The Supreme Court has spoken.

It wasn’t a surprise, but it was disappointing. In a 5-4 decision, the Court created an oven-fresh, new right to marry someone of the same gender.  The Court provided no limiting principle that would prevent their logic from extending to other kinds of relationships whose profession of love is not currently acknowledged with a marriage license.

The decision was a setback for the rule of law.

The Constitution says as much about marriage as it does about the Seahawks.  When the Constitution is silent on an issue, then that issue should be resolved by the legislative branch of government.  The states (or Congress) should have been allowed to continue wrestling with this issue and reaching a resolution based on the input of the people through their elected representatives.

But as it turns out, the voices of 51 million people from thirty-one states who voted for laws defining marriage as a relationship between a man and a woman were overruled by five, unelected lawyers in Washington, DC.
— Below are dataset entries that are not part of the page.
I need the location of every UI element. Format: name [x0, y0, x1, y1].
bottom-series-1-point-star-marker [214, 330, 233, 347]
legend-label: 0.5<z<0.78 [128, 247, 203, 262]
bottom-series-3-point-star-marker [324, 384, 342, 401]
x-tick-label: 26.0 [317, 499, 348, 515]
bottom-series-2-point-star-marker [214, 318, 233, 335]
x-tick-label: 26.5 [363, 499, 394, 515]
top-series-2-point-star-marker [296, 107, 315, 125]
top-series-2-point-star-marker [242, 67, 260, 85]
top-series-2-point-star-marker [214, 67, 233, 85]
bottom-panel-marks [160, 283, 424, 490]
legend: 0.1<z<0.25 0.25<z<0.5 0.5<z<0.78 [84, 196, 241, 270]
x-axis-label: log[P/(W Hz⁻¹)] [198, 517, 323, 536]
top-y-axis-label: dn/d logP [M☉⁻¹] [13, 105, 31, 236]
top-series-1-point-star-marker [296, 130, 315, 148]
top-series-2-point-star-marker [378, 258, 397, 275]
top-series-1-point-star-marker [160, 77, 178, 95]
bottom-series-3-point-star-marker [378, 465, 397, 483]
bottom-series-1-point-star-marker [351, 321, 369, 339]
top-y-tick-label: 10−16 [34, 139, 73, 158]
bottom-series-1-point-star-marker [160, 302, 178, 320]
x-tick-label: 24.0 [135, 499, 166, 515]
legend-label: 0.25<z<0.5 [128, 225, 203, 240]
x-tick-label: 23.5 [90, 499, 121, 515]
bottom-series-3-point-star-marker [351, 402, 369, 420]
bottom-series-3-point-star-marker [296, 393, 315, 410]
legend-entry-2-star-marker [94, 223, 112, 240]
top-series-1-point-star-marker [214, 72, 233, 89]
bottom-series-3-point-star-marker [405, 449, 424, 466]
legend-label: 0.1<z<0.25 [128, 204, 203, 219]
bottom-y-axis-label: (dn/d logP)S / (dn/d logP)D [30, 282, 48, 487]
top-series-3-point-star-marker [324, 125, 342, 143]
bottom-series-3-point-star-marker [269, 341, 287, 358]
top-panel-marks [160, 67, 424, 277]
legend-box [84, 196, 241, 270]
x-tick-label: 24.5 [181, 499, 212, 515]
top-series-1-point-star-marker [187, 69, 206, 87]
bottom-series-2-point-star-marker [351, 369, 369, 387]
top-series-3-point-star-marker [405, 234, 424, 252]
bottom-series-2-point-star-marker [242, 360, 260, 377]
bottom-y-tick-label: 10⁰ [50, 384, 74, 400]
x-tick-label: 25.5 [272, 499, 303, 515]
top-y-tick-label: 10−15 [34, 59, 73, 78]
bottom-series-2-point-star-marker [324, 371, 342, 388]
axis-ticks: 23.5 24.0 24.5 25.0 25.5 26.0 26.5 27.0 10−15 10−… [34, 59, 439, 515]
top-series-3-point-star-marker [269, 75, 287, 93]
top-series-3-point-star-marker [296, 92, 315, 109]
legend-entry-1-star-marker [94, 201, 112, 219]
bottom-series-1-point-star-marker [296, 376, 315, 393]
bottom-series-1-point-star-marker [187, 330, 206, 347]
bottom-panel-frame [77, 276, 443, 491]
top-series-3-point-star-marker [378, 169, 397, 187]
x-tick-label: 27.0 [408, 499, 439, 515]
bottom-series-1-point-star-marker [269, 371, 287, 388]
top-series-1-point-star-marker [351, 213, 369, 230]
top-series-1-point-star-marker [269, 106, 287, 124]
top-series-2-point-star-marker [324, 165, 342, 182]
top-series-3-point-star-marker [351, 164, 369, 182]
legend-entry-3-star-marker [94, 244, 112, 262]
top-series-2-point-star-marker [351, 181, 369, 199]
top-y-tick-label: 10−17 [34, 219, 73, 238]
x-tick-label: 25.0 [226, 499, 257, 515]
For a number of people, the response to the Court’s decision was relief.  Sentiments like, “At least it’s over!!” and “Can we please stop talking about gay marriage now?”

Unfortunately, the conflict between the sexual revolution and the nation’s faith-based people and institutions may only intensify in the coming months and years.  Here’s why.

1. The LGBT political leadership doesn’t want to coexist:  An entire industry was built to accomplish what happened on Friday.  That industry is not going to suddenly declare itself obsolete. You don’t raise money by declaring victory. Now that “full equality under the law” has been accomplished, there will be another crisis requiring their attention, and another, and another…

2. Some people are still free to disagree: The goal of the LGBT political movement has always been to eradicate the belief that homosexuality and heterosexuality are different.  That is why they promote policies that allow someone to decline to decorate a cake critical of same-sex “marriage,” but not decline to decorate a cake supportive of it.  The goal is to create a government that punishes beliefs about homosexuality they disagree with. Therefore, as long as you have the freedom to run your business, non-profit, university, school, or church according to your beliefs, their job is not done.

3. Now it’s easier to call you a racist, legally speaking:  The 14th Amendment was written to stop the government from treating people differently because of their race. Now that the Supreme Court has discovered a new right to marry someone of the same gender in the 14th amendment, it’s easier to argue that those who don’t celebrate homosexuality are the same as racists. As a result, the ability to remove tax-exempt status, cut off federal funding to religious universities, and otherwise marginalize people who believe in natural marriage became easier.

Marriage has been redefined most recently, but it may not be the last word to be redefined.

Soon, “religious freedom” may mean only the freedom to believe what you want in your head and maybe talk about it at church or at home. You may need a license though. In the same way, “civil rights” may soon be redefined so that a person can be forced to celebrate an event they disagree with but not free to say something “offensive”.  After all, that’s “hate speech.”

The world is changing quickly, but the truth about marriage remains.

And the need for courage only grows.

So you stayed out of the debate about marriage because you didn’t feel like telling someone else how to live their life.  Great.

But what will you do when they start telling you how to live yours?

Will you surrender all your freedom in an effort to avoid being misunderstood? Let’s hope not.

But we’re going to find out, because, despite what we all wish, this is far from over.